Let the legislature decide racing's fate Curran suggestion: Commission should defer to General Assembly on OTB profit-sharing.

September 10, 1997

WHEN THE MARYLAND Racing Commission convenes today, it should not rush to judgment on the knotty question of who profits from simulcasting out-of-state races at new off-track betting parlors. Too much harm could be done if the panel makes the wrong decision.

Instead, the commission should follow the suggestion of Attorney General J. Joseph Curran Jr. -- let the General Assembly decide.

Bally Entertainment Corp., the giant gambling company, wants permission to build a fancy OTB facility in Hagerstown and keep the racing proceeds for itself, without sharing profits with Maryland's thoroughbred track owners. Bally already owns the small Ocean Downs harness track and could eventually wind up owning the Rosecroft harness track.

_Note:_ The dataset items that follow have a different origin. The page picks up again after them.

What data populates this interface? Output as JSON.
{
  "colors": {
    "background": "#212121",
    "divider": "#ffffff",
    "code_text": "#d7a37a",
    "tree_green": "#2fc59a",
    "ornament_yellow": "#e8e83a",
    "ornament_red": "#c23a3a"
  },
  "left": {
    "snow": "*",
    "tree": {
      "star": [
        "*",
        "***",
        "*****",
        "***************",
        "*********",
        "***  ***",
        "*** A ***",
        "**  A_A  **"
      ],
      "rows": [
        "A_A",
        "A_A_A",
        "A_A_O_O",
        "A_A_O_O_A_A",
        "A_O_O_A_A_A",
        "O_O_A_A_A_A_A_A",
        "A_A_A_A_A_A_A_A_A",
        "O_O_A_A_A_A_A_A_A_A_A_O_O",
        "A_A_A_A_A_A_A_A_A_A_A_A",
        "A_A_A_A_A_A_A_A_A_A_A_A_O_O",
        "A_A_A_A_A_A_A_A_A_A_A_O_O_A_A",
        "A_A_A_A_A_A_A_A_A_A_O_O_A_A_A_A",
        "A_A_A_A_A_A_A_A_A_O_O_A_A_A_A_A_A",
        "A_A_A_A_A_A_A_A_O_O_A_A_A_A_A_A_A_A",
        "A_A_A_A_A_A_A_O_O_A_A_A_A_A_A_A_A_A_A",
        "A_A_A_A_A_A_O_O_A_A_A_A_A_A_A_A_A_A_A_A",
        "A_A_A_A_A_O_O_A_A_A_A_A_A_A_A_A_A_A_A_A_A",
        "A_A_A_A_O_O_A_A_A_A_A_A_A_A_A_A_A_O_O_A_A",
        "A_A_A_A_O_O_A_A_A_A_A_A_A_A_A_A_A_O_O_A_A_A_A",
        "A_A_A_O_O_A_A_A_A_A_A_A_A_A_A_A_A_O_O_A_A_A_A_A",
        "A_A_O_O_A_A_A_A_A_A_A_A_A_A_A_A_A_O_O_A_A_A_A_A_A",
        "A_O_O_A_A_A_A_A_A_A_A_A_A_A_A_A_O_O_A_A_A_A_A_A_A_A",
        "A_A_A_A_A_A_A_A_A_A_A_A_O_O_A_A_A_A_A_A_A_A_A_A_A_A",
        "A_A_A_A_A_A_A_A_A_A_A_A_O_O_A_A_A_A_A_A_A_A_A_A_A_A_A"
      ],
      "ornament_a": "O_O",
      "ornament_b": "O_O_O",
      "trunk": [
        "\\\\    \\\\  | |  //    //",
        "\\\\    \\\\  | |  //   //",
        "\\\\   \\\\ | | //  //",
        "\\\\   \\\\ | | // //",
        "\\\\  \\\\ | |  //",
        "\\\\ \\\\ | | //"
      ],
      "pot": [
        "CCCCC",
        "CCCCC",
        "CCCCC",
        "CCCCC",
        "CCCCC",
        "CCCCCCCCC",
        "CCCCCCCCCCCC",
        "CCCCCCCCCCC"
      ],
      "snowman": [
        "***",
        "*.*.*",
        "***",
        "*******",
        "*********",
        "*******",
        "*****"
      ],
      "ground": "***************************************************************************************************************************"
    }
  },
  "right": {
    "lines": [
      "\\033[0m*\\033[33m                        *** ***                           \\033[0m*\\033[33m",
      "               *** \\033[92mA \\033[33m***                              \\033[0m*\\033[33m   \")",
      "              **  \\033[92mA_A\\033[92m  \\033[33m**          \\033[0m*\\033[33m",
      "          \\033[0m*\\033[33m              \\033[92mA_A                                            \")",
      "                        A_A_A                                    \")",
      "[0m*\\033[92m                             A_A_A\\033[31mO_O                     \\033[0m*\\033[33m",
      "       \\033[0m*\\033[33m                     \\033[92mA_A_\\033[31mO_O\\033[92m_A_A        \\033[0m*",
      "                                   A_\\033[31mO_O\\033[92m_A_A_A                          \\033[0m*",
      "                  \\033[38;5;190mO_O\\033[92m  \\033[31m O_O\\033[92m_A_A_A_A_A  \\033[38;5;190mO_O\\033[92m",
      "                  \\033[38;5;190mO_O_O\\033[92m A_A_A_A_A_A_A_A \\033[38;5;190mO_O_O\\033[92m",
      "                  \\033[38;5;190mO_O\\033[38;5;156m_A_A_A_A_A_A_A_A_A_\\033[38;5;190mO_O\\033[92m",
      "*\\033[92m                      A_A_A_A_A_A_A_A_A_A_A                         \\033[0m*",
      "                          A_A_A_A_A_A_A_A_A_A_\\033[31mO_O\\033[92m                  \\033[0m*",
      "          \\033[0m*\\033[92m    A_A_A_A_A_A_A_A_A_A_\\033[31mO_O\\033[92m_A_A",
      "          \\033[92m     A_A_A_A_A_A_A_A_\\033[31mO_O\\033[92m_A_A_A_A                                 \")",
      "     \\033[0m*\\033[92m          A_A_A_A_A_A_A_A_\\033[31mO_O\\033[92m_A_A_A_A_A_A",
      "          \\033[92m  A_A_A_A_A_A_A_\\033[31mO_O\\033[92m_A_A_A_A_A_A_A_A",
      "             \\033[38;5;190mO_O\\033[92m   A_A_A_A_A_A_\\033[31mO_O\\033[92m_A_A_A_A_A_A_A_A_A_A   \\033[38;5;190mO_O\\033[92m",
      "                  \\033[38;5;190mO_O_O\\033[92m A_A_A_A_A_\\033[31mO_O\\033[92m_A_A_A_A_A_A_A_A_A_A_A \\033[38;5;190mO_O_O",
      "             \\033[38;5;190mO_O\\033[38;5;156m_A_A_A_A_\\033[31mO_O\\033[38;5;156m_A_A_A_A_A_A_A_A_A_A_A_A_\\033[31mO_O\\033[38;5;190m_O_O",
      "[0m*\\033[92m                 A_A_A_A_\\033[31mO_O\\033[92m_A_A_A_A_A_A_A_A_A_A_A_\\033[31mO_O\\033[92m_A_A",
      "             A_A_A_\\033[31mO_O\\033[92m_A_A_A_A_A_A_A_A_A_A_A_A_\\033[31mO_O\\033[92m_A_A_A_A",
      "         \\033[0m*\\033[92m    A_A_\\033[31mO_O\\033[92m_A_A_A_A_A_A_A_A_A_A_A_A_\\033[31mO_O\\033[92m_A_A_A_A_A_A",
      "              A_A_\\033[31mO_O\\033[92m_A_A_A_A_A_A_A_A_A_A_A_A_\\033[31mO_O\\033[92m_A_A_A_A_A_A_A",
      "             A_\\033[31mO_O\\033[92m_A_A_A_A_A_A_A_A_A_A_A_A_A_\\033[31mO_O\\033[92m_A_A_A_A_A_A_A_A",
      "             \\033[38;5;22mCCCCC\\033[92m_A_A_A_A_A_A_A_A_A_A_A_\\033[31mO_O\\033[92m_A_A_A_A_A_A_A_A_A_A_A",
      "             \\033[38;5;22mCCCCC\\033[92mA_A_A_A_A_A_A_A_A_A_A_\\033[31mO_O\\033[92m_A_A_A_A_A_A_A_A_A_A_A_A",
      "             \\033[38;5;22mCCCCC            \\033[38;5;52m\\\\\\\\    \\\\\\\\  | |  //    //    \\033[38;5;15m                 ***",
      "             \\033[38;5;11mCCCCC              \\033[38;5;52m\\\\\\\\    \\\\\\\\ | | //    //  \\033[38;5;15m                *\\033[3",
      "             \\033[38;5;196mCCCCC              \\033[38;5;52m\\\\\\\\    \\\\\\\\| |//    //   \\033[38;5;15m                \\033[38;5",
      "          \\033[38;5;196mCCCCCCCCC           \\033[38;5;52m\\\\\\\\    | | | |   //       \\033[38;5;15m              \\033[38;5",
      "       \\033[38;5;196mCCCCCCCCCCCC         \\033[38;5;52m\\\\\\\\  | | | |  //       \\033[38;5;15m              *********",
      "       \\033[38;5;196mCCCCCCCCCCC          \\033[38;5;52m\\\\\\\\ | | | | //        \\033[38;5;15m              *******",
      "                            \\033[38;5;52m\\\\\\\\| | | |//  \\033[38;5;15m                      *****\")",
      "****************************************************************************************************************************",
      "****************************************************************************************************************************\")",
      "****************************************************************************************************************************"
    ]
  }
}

While the racing panel, as Mr. Curran notes, has the power to grant Bally's OTB request, the matter of sharing these simulcast proceeds (as is done now) is a disputed legal question best resolved by an elected legislature, not by an appointed commission.

Maryland racing faces perilous days. Slot-machine tracks in Delaware and now in Charles Town, W. Va., pose a daunting threat. Look at what happened to Arlington International Racecourse in Chicago; its demise is being blamed on competition from riverboat casinos.

Delaware, meanwhile, has boosted racing purses by a whopping $40 million from its slots bonanza. Pimlico and Laurel have managed to stay competitive so far, but that may not last. Rosecroft and Ocean Downs are staggering.

A stopgap aid package passed the legislature last session and was grudgingly signed by the governor. Now a task force is studying ways to revitalize Maryland racing -- short of bringing in slots. By year's end, this group may have suggestions to combat the Delaware challenge.

The last thing Maryland racing needs is an internal feud between Bally and Pimlico-Laurel owner Joseph De Francis. It surely doesn't need a potentially debilitating war of competing OTBs. The best way to sort this out is in a legislative setting, where the fate of Maryland racing will lie come January.